Following the formal request, an assessment should be provided by the Commission, in liaison with the ECB, EBA and the IMF, as well as a proposal for the necessary policy conditionality for the financial sector that shall accompany the assistance.
The Eurogroup considers that the Fund for Orderly Bank Restructuring (F.R.O.B.), acting as agent of the Spanish government, could receive the funds and channel them to the financial institutions concerned. The Spanish government will retain the full responsibility of the financial assistance and will sign the MoU.
The Eurogroup notes that Spain has already implemented significant fiscal and labour market reforms and measures to strengthen the capital base of the Spanish banks. The Eurogroup is confident that Spain will honour its commitments under the excessive deficit procedure and with regard to structural reforms, with a view to correcting macroeconomic imbalances in the framework of the European semester.
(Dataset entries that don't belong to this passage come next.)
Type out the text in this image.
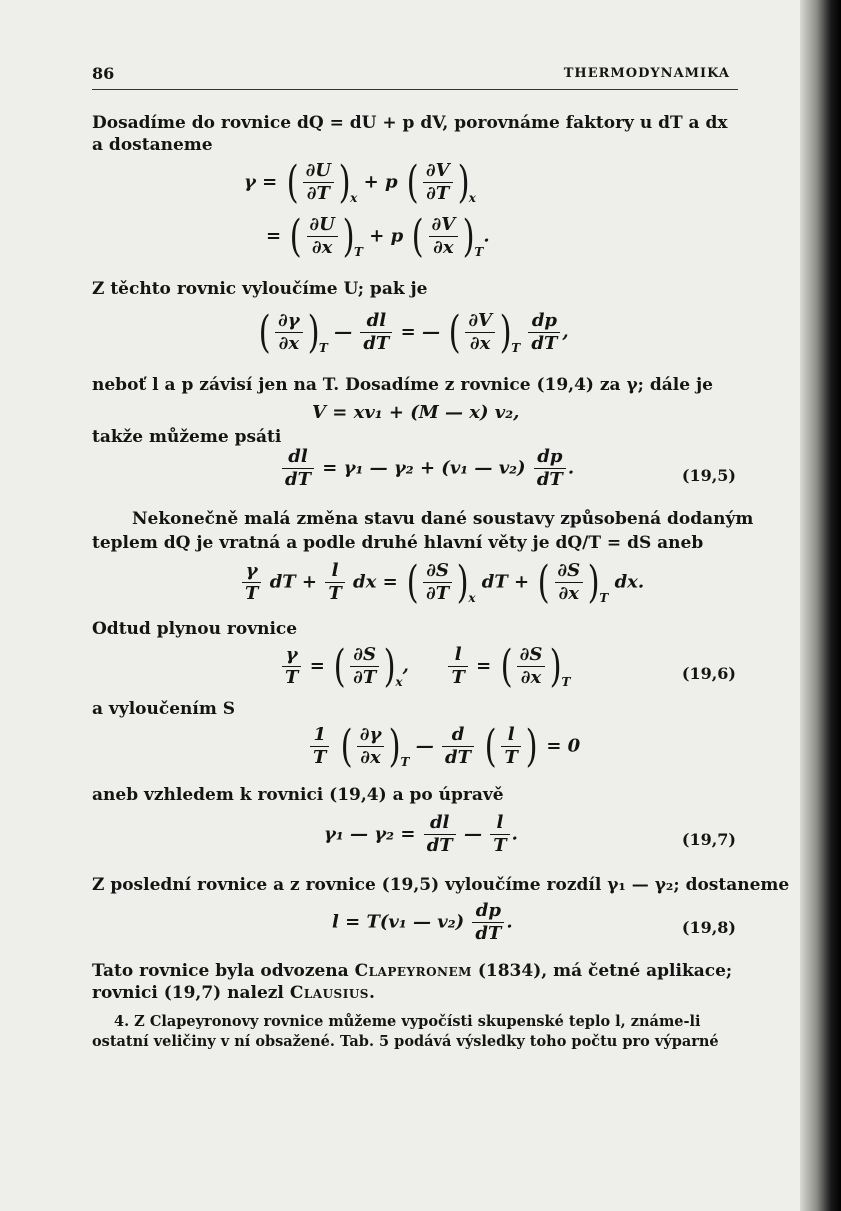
86	THERMODYNAMIKA
Dosadíme do rovnice dQ = dU + p dV, porovnáme faktory u dT a dx
a dostaneme
γ = ( $\frac{\partial U}{\partial T} )_x + p$ ( $\frac{\partial V}{\partial T} )_x$
= ( $\frac{\partial U}{\partial x} )_T + p$ ( $\frac{\partial V}{\partial x} )_T$.
Z těchto rovnic vyloučíme U; pak je
( $\frac{\partial\gamma}{\partial x} )_T$ — $\frac{dl}{dT}$ = — ( $\frac{\partial V}{\partial x} )_T \frac{dp}{dT}$ ,
neboť l a p závisí jen na T. Dosadíme z rovnice (19,4) za γ; dále je
V = xv₁ + (M — x) v₂,
takže můžeme psáti
$\frac{dl}{dT} = \gamma_1$ — γ₂ + (v₁ — $v_2) \frac{dp}{dT}$ .	(19,5)
Nekonečně malá změna stavu dané soustavy způsobená dodaným
teplem dQ je vratná a podle druhé hlavní věty je dQ/T = dS aneb
$\frac{\gamma}{T}$ dT + $\frac{l}{T}$ dx = ( $\frac{\partial S}{\partial T} )_x$ dT + ( $\frac{\partial S}{\partial x} )_T$ dx.
Odtud plynou rovnice
$\frac{\gamma}{T}$ = ( $\frac{\partial S}{\partial T} )_x$, $\frac{l}{T}$ = ( $\frac{\partial S}{\partial x} )_T$	(19,6)
a vyloučením S
$\frac{1}{T}$ ( $\frac{\partial\gamma}{\partial x} )_T$ — $\frac{d}{dT}$ ( $\frac{l}{T}$ ) = 0
aneb vzhledem k rovnici (19,4) a po úpravě
γ₁ — $\gamma_2 = \frac{dl}{dT}$ — $\frac{l}{T}$ .	(19,7)
Z poslední rovnice a z rovnice (19,5) vyloučíme rozdíl γ₁ — γ₂; dostaneme
l = T(v₁ — $v_2) \frac{dp}{dT}$ .	(19,8)
Tato rovnice byla odvozena Clapeyronem (1834), má četné aplikace;
rovnici (19,7) nalezl Clausius.
4. Z Clapeyronovy rovnice můžeme vypočísti skupenské teplo l, známe-li
ostatní veličiny v ní obsažené. Tab. 5 podává výsledky toho počtu pro výparné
Progress in these areas will be closely and regularly reviewed also in parallel with the financial assistance.
Beyond the determined implementation of these commitments, the Eurogroup considers that the policy conditionality of the financial assistance should be focused on specific reforms targeting the financial sector, including restructuring plans in line with EU state-aid rules and horizontal structural reforms of the domestic financial sector.
We invite the IMF to support the implementation and monitoring of the financial assistance with regular reporting.